Body weight workouts
If you’re just starting your fitness journey, body weight workouts are a perfect way to begin. Cash suggests the following 35- to 40-minute starter regimen:
1. 5 minutes of moderate steady state cardio, such as jogging in place or shadow boxing.
2. 5 minutes of dynamic stretching, such as arm circles, standing hip flexor stretches or rotating hamstring stretches.
3. 10 minutes of functional body weight exercises, such as squats, walking lunges, push-ups and sit-ups.
4. 10-15 minutes of focused isolated movements, such as lying leg raises, hip raises, bridges and seated Russian twists.
5. 5 minutes of cool-down static stretching.
Housework can burn some calories, but why not ramp it up a notch and work toward your fitness goals too?

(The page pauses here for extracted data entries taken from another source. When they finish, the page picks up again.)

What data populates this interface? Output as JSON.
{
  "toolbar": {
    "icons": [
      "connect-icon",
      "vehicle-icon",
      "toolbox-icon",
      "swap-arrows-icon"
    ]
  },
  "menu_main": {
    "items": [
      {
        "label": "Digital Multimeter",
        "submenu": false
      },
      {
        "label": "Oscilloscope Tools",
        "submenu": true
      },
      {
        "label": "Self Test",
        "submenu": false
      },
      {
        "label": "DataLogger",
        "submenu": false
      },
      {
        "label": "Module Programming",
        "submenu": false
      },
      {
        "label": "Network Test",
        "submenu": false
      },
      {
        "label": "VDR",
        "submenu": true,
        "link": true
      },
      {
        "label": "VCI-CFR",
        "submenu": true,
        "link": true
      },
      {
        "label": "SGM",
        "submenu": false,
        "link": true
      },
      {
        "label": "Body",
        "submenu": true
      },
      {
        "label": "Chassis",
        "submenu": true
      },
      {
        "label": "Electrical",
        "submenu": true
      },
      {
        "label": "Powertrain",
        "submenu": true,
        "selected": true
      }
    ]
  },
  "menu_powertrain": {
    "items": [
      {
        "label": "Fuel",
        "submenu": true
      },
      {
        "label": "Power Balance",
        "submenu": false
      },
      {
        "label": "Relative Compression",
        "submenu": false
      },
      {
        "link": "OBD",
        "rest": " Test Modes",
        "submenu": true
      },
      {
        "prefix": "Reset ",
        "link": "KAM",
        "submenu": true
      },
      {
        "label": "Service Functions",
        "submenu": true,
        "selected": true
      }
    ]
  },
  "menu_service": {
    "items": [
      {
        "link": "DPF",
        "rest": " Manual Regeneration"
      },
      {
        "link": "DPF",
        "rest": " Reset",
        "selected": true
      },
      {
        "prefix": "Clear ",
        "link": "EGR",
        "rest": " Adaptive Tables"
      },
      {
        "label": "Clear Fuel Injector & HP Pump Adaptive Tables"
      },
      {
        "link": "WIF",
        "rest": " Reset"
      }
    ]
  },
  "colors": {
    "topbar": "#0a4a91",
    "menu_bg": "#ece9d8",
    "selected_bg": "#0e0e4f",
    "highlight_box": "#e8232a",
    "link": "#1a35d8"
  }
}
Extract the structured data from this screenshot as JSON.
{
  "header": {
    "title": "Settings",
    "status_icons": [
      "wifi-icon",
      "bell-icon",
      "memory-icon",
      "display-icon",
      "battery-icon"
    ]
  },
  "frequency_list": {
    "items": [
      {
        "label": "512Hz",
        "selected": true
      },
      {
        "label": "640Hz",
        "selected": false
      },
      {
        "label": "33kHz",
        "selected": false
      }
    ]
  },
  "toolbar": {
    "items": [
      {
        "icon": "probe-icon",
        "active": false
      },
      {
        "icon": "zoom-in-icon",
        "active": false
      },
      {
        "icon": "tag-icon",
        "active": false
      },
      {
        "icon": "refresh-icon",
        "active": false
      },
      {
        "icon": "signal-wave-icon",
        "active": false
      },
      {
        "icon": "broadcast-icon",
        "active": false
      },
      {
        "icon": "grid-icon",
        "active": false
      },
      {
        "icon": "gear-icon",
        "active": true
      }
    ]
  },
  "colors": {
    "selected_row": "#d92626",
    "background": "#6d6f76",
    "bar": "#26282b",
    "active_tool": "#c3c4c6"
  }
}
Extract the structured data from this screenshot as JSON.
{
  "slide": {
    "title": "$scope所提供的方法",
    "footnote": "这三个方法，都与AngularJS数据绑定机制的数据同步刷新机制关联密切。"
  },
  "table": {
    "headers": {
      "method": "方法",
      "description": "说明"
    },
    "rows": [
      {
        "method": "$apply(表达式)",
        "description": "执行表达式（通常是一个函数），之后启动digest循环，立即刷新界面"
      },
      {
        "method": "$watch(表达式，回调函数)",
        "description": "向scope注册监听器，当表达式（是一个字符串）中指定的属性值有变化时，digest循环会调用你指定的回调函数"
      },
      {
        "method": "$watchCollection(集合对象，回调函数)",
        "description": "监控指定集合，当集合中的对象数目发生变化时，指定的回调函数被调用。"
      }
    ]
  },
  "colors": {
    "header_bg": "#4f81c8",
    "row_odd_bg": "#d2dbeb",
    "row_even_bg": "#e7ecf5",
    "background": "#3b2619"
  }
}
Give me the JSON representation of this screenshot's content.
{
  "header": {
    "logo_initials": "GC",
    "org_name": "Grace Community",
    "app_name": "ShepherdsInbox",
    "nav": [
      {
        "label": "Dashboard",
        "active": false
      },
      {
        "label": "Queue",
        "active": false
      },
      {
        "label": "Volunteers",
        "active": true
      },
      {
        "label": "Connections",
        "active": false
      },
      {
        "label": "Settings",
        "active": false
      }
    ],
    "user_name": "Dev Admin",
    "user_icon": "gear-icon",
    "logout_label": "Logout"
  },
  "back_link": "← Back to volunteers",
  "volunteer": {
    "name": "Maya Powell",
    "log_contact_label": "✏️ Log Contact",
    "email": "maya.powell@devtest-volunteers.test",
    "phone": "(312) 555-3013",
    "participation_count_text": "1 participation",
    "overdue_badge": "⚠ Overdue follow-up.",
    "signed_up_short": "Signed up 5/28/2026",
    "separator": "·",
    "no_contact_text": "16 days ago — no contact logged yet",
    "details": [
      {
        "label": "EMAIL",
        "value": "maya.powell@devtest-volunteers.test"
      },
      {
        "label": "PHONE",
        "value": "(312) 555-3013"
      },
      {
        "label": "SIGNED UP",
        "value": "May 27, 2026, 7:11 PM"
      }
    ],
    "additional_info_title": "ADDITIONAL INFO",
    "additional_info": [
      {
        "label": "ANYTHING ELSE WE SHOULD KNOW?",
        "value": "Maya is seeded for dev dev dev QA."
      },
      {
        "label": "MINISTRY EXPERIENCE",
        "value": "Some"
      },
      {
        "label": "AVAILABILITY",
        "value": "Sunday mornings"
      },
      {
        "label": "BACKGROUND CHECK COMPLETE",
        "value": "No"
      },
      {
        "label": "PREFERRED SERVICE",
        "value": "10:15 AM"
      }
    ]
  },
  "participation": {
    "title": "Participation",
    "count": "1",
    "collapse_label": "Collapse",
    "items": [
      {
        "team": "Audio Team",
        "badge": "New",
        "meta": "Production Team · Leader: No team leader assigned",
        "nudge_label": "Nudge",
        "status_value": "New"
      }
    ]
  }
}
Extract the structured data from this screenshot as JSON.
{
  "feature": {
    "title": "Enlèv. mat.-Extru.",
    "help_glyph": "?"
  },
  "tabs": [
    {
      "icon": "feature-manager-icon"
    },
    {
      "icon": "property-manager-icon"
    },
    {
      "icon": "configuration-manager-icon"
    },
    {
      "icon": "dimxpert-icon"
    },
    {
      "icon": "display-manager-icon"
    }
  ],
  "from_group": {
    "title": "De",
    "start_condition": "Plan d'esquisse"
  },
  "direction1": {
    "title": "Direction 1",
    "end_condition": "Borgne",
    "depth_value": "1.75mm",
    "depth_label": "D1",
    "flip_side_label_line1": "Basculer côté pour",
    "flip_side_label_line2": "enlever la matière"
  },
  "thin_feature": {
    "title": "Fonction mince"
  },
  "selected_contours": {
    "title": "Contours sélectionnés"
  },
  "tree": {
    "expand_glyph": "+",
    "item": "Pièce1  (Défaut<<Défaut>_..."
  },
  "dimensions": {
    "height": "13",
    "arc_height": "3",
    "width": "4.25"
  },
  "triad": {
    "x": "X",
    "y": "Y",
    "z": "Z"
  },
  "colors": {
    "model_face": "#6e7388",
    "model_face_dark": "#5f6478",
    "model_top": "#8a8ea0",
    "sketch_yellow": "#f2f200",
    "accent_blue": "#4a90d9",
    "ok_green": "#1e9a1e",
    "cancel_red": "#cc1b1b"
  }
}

The next time you’re about to clean, throw on your favorite workout tunes and do a few jumping jacks or dance moves to get your heart rate up.
After that, get started with your first cleaning task. When that’s done, do some squats, push-ups, lunges or sit-ups. Complete as many of each exercise as you can in a row, then go on to your next cleaning chore and so on. This might take longer than your normal house cleaning session, but you’ll be accomplishing two things at once.
One of the best ways to get in a good workout is to take an instructed class or the next best thing: Follow a professional workout video. If you like everything digital, consider a subscription to DailyBurn.com or FitnessGlo.com for a variety of great, full-length workouts for $10 to $15 per month.
If that’s more than you’re willing to spend, or you think you won’t need that many videos, head over to FitnessBlender.com or YouTube for free workout videos.
If you’d rather use a DVD player than your Internet connection, you can find videos for a low price. Several are available for less than $10 online, and customer reviews can help you make an informed decision.
For even cheaper DVDs, check out the discount bins near the video section of your local department store. Some can be found for $5 or less at many stores.
For many, the key to sustaining a regimen is variety. Several fitness apps allow you to mix and match moves, or use your goals to create a different daily routine for you.
Similar to online videos, these systems usually charge a monthly fee, but most offer trial periods so you can try several workouts for free. Fitocracy and Instant Fitness are available in major app stores and have positive customer reviews.
If you’re tired of the same old exercises, try purchasing inexpensive resistance equipment such as resistance bands, a kettlebell or a jumprope. These small items can be found at a variety of stores and often include instructions for moves you can do with them.
Nearly everyone should do strength training workouts, but nothing torches fat like cardiovascular exercise. If you have room in your home for a bicycle or collapsible treadmill, it’s a great way to get a workout in while you watch your favorite shows. Of course, machines are rarely cheap, but an investment in your health might just be worth it to you.
You can save money on these devices, though. Gyms often sell older machines at a low cost, and the classified section of your community newspaper may have ads for used cardio equipment. If that doesn’t work, and you live in a major metro area, check out Freecycle.org for workout equipment. The products offered there are always free, but you may have to go pick them up yourself.
Whatever you end up doing, remember that achieving goals is mainly mental, and although it will take persistence, you can get there.